4 Efficacy
This section describes efficacy outcomes from the published literature that the Committee considered as part of the evidence about this procedure. For more detailed information on the evidence, see the overview.
4.1
A randomised controlled trial of 70 patients with acute ankle syndesmosis rupture compared suture fixation (n=34) against screw fixation (n=36). Sixty‑five patients completed the study (suture fixation, n=33; screw fixation, n=32) and were included in the analysis. The study reported that patients with suture fixation had significantly better functional scores than those in the screw fixation group (measured with the Olerud and Molander Ankle Score) at 12 months (93.3 versus 87.6, p=0.046), but the difference was not significant at 3 months (68.8 versus 60.2, p=0.067) or at 6 months (84.2 versus 76.9, p=0.082).
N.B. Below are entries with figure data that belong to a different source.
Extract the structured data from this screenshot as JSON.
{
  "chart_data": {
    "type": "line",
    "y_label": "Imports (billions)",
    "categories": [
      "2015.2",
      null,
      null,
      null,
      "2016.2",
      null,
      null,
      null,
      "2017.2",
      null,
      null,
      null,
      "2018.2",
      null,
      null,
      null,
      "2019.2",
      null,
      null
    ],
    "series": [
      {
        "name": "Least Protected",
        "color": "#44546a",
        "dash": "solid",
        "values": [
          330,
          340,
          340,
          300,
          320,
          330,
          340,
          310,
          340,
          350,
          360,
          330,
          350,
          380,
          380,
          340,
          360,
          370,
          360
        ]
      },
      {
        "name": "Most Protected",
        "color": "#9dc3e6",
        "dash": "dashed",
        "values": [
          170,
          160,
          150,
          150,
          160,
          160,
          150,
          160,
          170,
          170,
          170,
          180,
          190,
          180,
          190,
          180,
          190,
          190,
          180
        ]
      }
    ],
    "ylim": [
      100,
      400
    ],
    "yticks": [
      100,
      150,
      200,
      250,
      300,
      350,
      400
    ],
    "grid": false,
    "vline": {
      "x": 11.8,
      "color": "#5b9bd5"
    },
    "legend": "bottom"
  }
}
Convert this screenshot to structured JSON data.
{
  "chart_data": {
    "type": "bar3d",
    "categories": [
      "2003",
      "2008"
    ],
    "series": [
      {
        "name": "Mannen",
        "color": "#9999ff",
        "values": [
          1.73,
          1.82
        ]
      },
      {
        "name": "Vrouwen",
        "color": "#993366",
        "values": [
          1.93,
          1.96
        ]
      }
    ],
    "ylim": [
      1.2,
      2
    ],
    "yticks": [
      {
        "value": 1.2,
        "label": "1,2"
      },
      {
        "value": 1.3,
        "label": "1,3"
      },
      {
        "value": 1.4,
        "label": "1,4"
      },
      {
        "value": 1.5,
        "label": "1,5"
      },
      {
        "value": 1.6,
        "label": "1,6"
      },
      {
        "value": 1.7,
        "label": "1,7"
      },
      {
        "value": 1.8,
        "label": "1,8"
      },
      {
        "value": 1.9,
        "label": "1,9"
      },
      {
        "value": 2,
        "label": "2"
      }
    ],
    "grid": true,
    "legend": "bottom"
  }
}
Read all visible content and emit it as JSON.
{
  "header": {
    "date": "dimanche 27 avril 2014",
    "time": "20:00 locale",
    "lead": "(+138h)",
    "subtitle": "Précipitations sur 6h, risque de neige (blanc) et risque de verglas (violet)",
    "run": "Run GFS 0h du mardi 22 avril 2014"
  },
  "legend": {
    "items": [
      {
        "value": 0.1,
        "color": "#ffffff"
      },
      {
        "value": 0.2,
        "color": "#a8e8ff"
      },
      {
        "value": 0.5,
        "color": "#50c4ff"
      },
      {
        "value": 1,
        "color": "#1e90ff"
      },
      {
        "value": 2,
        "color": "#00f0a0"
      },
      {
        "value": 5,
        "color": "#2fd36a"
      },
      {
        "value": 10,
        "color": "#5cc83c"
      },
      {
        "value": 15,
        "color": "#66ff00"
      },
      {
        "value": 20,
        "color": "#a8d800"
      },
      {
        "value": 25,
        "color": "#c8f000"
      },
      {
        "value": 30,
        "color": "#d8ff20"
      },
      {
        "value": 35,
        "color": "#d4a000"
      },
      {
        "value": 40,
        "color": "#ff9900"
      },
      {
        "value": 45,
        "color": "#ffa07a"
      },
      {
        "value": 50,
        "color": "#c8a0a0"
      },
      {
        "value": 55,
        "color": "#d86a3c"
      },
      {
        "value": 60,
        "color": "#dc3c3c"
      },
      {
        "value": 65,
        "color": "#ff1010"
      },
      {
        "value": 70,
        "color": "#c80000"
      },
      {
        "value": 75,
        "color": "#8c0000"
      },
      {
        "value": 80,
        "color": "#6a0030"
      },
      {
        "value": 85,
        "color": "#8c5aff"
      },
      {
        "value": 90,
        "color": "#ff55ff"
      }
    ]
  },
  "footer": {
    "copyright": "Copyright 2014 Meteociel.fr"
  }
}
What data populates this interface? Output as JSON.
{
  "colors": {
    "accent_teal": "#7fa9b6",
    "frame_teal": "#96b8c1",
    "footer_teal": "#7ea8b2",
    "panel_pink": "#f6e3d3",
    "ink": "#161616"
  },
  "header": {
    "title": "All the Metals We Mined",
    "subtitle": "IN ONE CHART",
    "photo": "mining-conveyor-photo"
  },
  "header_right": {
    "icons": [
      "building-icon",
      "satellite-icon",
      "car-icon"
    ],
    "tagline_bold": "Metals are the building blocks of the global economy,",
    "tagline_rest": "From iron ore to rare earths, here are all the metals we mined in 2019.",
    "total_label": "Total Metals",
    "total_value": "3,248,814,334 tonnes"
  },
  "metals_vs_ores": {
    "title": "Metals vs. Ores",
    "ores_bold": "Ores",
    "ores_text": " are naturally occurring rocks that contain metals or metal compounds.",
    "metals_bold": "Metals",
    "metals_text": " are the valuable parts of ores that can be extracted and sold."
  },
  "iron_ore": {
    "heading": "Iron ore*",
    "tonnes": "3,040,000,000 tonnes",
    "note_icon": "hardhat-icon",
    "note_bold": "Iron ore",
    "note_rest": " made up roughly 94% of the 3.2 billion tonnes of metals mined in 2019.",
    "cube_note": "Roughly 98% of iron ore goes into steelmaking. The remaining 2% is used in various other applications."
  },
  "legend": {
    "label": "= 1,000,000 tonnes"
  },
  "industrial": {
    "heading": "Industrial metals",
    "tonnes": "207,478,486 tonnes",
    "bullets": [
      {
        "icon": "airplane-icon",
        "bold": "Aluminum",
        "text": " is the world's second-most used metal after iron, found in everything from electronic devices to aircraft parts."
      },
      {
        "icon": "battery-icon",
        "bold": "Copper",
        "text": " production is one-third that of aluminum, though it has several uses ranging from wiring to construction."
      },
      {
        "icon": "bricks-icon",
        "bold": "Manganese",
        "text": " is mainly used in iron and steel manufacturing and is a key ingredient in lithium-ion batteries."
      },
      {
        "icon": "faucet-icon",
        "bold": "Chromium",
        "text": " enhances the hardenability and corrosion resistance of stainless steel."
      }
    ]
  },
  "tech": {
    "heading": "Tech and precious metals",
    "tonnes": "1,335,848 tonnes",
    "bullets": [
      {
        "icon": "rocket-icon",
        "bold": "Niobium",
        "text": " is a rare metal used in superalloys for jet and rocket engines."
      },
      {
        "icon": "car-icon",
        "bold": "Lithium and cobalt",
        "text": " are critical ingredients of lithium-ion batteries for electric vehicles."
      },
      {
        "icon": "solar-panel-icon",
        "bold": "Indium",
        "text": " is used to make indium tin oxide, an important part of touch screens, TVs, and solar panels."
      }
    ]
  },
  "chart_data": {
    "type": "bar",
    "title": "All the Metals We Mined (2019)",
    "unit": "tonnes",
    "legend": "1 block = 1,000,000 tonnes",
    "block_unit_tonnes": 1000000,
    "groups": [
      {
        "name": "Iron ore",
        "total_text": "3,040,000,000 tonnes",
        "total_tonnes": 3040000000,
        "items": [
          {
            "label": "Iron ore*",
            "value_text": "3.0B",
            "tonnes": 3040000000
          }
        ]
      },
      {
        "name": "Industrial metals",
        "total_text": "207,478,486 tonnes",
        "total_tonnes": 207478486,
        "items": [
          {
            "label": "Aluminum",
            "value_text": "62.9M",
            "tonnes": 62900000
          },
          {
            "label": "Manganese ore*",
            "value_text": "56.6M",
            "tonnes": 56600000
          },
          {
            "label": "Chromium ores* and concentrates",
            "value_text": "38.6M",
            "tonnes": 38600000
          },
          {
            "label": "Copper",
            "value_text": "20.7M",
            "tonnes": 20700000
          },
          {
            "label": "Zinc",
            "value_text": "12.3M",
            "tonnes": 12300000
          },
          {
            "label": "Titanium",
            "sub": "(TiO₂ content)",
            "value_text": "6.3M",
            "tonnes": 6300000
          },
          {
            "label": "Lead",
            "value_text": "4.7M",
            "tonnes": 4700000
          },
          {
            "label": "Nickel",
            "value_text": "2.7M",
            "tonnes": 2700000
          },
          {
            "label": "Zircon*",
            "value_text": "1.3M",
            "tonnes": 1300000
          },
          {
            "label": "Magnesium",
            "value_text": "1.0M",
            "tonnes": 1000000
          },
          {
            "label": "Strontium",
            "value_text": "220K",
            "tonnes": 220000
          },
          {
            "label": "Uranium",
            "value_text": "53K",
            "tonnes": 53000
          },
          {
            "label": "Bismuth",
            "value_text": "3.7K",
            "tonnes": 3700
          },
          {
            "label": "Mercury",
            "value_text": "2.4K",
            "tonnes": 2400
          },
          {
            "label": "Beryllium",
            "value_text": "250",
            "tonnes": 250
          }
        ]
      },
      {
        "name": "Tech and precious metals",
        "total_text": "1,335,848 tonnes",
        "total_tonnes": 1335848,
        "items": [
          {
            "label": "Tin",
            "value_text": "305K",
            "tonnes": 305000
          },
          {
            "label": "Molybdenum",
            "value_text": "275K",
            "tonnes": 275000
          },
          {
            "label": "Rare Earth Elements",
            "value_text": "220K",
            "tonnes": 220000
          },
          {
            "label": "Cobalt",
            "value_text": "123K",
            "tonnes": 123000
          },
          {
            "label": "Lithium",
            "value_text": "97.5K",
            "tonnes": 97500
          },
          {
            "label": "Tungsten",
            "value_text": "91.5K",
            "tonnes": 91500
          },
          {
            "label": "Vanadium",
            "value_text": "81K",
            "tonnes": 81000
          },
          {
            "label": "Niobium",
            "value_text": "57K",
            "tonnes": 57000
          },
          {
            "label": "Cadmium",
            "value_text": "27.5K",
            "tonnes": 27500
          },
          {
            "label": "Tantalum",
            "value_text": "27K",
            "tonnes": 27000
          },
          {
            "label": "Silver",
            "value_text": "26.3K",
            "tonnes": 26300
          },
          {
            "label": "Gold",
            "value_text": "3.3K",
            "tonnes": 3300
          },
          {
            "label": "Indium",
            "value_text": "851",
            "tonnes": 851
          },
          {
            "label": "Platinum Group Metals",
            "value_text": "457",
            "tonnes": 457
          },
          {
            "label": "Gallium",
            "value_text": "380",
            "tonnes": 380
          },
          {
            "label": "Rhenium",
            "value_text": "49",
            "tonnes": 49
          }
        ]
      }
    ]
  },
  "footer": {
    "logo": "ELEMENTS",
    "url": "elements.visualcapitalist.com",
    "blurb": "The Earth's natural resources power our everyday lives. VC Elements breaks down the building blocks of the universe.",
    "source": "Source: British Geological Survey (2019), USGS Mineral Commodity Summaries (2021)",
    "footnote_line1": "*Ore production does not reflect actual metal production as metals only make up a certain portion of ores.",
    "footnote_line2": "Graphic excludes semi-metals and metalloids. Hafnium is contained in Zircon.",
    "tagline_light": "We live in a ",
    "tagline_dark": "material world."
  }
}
Statistically significantly better American Orthopaedic Foot and Ankle Society (AOFAS) scores were seen at 3 months in the suture fixation group compared with the screw fixation group (78.6 versus 70.6, p=0.016), but these were not significant at 6 months (87.1 versus 83.8, p=0.260) or at 12 months (93.1 versus 89.9, p=0.260). A retrospective case series of 49 patients with ankle diastasis treated with suture fixation (a slightly modified technique was used in 31 patients) reported that the mean AOFAS score was 85.57 and the mean Foot and Ankle Disability Index score was 81.20 at a 24‑month average follow‑up.
4.2
A non‑randomised comparative study of 50 patients with distal tibiofibular diastasis comparing suture fixation (n=25) against screw fixation (n=25) reported no significant difference in the average time to full weight bearing between the suture fixation group and the screw fixation group at an average follow‑up of 10.8 months and 8.2 months respectively (mean time 5.5 weeks versus 10.5 weeks, but the difference was not significant).
4.3
The randomised controlled trial of 70 patients reported that there were no significant differences in return to previous work or sporting activities between the suture fixation and screw fixation groups at 12‑month follow‑up (return to work, 97% versus 88%, p=0.19; return to sporting activities, 79% versus 69%, p=0.41).
4.4
The randomised controlled trial of 70 patients reported that adequate syndesmosis reduction was achieved in both groups. Patients in the screw fixation group had a statistically significantly higher mean radiological 'loss of reduction' compared with those in the suture fixation group (medial clear space 0.41 mm versus 0.05 mm, p=0.02; lateral tibiofibular clear space 1.34 mm versus 0.32 mm, p=0.0005).
4.5
The randomised controlled trial of 70 patients reported no significant difference in the range of ankle motion (dorsal and plantar flexion, and ankle circumference) or in ankle pain (Visual Analogue Scale for pain) between the screw and suture fixation groups at 6‑ and 12‑month follow‑up.
4.6
A retrospective comparative case series of 35 patients (12 in the suture fixation group and 23 in the screw fixation group) reported that no patients in the suture fixation group had recurrent diastasis at discharge, while 1 patient in the screw fixation group had syndesmotic diastasis.
4.7
The specialist advisers listed key efficacy outcomes as maintaining ankle stability and anatomic reduction of the tibiofibular syndesmosis, and assessment of ankle pain, function and range of movement using common foot and ankle scoring systems (the AOFAS score, the Olerud and Molander Ankle Score and the Manchester–Oxford Foot Questionnaire).